Some years ago I was in a hardware store near Irwin, PA. It was close to quitting time and I was the only customer in the store. A number of older local men were standing at the cash register talking to the clerk. I was ready to check out but I wasn’t in a hurry, so I stopped to listen to the conversation.
The men were all older than I and had been schoolboys during the height of the depression. They were trading stories of their experiences during that time. I listened to tales of hard times, no work and little money. They told of the scarcities they endured, of patched clothing and no shoes. After a bit of time I ventured to ask them a question.
“Did you go hungry?” I asked.
“Oh, no,” they answered. “We had plenty of food.”
Irwin at the time of the depression was a rural area. Almost everyone had a garden and those that didn’t learned very quickly how to plant and maintain one. Most of the families were used to canning and preserving and there was no problem in having a stock of food.
I was younger than those men, having been born in 1932, in the third year of the depression, but my limited memories of that time were similar. My family did not lack for food. We also lived in the country and were used to raising and preserving our own food.

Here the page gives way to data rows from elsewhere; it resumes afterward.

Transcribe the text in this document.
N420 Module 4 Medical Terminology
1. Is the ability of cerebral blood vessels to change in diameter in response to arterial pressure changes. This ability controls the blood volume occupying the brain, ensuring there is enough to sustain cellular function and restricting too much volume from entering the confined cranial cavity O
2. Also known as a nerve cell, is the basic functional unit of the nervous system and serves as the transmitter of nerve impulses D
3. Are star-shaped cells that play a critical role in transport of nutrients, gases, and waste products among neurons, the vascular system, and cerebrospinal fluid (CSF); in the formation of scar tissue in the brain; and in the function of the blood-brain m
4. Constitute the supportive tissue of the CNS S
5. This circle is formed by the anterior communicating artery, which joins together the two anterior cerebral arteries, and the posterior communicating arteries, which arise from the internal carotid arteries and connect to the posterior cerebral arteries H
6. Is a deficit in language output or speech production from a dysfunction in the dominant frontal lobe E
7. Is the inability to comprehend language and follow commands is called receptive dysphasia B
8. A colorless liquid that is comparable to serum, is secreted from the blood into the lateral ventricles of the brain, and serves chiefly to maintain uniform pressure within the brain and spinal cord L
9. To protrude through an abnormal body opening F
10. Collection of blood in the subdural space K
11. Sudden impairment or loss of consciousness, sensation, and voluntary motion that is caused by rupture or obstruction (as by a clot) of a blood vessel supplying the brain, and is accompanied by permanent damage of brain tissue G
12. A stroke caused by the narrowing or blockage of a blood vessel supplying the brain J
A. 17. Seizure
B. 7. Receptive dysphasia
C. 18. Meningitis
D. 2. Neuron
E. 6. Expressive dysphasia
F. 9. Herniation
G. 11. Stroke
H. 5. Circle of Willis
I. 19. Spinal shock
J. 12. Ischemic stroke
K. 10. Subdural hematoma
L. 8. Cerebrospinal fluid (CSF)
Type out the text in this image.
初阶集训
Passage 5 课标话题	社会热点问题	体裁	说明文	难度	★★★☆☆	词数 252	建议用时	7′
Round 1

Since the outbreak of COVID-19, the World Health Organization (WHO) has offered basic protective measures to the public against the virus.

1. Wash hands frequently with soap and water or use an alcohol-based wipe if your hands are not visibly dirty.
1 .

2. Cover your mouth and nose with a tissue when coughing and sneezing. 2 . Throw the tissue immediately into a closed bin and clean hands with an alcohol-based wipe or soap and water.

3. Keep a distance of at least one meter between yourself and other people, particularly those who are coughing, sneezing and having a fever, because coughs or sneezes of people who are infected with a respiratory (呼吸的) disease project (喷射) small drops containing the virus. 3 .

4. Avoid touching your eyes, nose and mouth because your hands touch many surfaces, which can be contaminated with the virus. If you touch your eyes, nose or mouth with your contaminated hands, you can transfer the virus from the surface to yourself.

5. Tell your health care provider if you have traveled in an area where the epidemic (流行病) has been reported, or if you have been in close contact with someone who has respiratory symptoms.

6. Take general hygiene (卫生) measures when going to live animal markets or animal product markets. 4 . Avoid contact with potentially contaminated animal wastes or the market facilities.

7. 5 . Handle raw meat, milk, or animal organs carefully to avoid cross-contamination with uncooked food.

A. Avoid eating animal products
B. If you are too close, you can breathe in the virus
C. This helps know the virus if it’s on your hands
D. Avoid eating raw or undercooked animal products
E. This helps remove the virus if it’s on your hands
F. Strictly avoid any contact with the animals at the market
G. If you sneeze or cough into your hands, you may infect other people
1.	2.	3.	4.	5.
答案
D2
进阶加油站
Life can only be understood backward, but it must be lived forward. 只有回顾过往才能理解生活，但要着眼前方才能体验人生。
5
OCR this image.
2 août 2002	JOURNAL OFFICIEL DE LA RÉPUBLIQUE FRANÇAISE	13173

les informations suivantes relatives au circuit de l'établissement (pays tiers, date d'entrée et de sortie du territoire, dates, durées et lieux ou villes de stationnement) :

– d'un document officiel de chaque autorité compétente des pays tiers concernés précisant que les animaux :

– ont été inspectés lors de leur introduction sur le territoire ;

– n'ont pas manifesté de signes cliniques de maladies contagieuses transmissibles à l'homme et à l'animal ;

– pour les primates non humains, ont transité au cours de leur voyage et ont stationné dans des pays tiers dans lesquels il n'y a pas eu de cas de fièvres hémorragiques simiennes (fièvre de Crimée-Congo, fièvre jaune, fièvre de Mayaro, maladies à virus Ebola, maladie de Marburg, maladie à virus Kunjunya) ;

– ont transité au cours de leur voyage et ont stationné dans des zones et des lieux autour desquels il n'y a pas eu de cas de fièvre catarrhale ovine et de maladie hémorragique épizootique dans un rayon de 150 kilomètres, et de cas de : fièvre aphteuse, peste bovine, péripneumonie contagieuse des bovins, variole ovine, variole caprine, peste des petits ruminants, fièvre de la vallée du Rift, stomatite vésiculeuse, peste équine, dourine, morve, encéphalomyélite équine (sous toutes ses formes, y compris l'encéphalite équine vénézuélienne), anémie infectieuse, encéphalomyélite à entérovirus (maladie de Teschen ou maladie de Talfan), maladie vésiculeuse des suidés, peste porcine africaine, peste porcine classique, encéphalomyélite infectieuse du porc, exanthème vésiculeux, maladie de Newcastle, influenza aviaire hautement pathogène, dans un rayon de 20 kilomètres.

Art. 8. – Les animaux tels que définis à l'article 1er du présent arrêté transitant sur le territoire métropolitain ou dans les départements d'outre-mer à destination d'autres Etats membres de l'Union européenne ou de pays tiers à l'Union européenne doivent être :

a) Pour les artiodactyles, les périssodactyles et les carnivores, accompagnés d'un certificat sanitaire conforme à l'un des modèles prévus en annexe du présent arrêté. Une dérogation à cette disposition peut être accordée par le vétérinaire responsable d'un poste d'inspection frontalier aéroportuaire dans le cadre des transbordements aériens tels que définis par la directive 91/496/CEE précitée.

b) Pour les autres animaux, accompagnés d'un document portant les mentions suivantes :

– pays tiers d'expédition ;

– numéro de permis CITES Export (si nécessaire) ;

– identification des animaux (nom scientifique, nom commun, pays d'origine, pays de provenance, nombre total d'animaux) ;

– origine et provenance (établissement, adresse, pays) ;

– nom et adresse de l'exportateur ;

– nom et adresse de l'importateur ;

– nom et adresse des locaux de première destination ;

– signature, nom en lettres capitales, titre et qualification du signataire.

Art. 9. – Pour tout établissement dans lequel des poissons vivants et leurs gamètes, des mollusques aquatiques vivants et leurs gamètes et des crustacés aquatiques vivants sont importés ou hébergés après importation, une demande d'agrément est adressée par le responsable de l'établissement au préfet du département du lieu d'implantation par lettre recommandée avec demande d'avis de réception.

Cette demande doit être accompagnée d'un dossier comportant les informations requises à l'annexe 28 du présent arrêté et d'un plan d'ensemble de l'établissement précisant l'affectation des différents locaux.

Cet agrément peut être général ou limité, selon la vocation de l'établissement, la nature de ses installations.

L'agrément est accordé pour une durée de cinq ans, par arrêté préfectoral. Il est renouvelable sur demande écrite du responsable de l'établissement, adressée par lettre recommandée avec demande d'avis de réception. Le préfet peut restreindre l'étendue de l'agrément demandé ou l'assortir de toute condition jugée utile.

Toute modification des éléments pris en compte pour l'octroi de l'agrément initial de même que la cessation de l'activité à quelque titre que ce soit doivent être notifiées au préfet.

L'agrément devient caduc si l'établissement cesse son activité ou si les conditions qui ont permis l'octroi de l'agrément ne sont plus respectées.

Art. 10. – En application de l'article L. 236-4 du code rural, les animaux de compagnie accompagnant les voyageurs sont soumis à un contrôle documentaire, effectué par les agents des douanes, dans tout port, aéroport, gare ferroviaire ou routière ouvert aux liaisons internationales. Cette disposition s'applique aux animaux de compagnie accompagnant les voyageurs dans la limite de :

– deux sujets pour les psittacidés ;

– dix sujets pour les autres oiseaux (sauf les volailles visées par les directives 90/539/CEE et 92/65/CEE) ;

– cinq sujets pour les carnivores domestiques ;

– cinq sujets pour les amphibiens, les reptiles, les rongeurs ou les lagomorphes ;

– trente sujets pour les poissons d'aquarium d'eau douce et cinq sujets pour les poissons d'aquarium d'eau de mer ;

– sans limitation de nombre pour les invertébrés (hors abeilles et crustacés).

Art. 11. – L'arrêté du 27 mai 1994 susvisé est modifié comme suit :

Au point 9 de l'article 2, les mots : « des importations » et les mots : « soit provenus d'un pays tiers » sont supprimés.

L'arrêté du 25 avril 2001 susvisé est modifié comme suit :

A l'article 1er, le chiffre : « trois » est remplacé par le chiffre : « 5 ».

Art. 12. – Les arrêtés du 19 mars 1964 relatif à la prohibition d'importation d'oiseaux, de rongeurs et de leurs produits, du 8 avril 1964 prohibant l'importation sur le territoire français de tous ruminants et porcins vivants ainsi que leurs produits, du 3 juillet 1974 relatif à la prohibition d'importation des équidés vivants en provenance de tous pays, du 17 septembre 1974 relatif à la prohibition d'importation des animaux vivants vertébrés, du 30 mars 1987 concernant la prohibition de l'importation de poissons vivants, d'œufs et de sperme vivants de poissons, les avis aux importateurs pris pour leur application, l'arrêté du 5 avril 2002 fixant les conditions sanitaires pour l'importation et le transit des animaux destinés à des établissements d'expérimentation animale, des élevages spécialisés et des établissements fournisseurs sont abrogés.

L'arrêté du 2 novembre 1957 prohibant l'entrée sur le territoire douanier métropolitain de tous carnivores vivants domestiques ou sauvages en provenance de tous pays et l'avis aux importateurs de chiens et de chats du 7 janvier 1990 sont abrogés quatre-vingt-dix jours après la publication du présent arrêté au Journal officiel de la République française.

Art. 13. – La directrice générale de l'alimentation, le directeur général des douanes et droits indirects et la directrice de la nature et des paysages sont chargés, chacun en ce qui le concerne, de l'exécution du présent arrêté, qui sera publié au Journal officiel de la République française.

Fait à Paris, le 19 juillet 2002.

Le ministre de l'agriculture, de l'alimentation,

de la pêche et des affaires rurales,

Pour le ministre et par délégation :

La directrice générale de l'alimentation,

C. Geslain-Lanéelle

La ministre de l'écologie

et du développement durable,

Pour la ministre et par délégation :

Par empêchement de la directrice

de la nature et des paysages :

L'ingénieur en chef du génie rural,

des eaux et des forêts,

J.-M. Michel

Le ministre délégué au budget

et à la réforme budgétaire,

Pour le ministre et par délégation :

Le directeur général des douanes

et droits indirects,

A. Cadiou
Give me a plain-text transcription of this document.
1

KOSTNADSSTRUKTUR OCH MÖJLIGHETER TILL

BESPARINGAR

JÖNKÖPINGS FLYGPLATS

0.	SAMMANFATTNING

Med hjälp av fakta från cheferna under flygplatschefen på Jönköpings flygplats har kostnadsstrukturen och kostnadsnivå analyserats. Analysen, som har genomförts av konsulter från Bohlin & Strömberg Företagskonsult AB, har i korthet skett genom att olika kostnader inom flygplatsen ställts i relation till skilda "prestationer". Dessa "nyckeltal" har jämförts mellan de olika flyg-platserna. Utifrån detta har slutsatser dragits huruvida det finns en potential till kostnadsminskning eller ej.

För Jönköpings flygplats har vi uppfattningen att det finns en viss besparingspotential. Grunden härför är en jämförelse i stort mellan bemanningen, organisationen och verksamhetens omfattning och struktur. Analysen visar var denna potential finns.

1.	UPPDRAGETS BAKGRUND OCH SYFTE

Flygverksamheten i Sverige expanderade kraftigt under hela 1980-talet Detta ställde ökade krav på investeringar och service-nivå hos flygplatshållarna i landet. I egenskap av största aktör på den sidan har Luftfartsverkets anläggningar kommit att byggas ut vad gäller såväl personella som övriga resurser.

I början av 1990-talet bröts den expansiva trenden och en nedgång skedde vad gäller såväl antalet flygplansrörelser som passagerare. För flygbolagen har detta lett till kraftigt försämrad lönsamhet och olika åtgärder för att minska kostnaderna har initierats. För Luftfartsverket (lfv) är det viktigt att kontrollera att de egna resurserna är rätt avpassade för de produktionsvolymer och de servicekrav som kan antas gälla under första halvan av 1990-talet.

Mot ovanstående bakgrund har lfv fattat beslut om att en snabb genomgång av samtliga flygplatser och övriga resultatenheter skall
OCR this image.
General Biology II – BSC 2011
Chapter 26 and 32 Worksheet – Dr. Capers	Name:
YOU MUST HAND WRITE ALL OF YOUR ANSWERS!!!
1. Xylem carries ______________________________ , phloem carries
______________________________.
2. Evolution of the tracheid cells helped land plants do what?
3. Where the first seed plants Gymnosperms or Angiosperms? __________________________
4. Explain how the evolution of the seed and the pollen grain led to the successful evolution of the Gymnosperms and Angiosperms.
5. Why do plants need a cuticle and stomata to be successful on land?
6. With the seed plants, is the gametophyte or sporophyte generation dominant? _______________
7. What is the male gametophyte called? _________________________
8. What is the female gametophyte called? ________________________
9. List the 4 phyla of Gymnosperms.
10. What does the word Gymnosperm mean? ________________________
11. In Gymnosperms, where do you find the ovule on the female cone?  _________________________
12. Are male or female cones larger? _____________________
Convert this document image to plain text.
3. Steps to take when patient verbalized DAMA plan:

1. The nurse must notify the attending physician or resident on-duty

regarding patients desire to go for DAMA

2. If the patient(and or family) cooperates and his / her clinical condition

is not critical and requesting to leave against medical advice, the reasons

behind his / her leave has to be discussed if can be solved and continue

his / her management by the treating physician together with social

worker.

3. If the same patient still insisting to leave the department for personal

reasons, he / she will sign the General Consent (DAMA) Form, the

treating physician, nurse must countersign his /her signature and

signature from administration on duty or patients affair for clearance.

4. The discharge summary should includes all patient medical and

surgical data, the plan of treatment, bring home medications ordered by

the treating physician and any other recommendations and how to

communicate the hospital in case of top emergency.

What would the situation be if a similar hard time happened in this day? How many people would be in the position of already raising and preserving their food? How many would be in a position to learn? How does one, for instance, turn a sweet pumpkin into a pumpkin pie from scratch? How many possess the equipment and knowledge to do that? And how many could do so if it happened that they were denied, either by lack of supply or cash, access to electricity, water, natural gas or gasoline? And, assuming a family were able to get seeds in the ground and successfully harvest a crop, would they, in this day of genetically altered seeds, be able to repeat that a second year without having money to pay for the new seeds required?
The depression that occurred from 1929 through the early 40’s was something no one foresaw and, apparently, no one could prevent. If such a depression occurred today it would have more disastrous results. The conditions for that we are largely creating ourselves.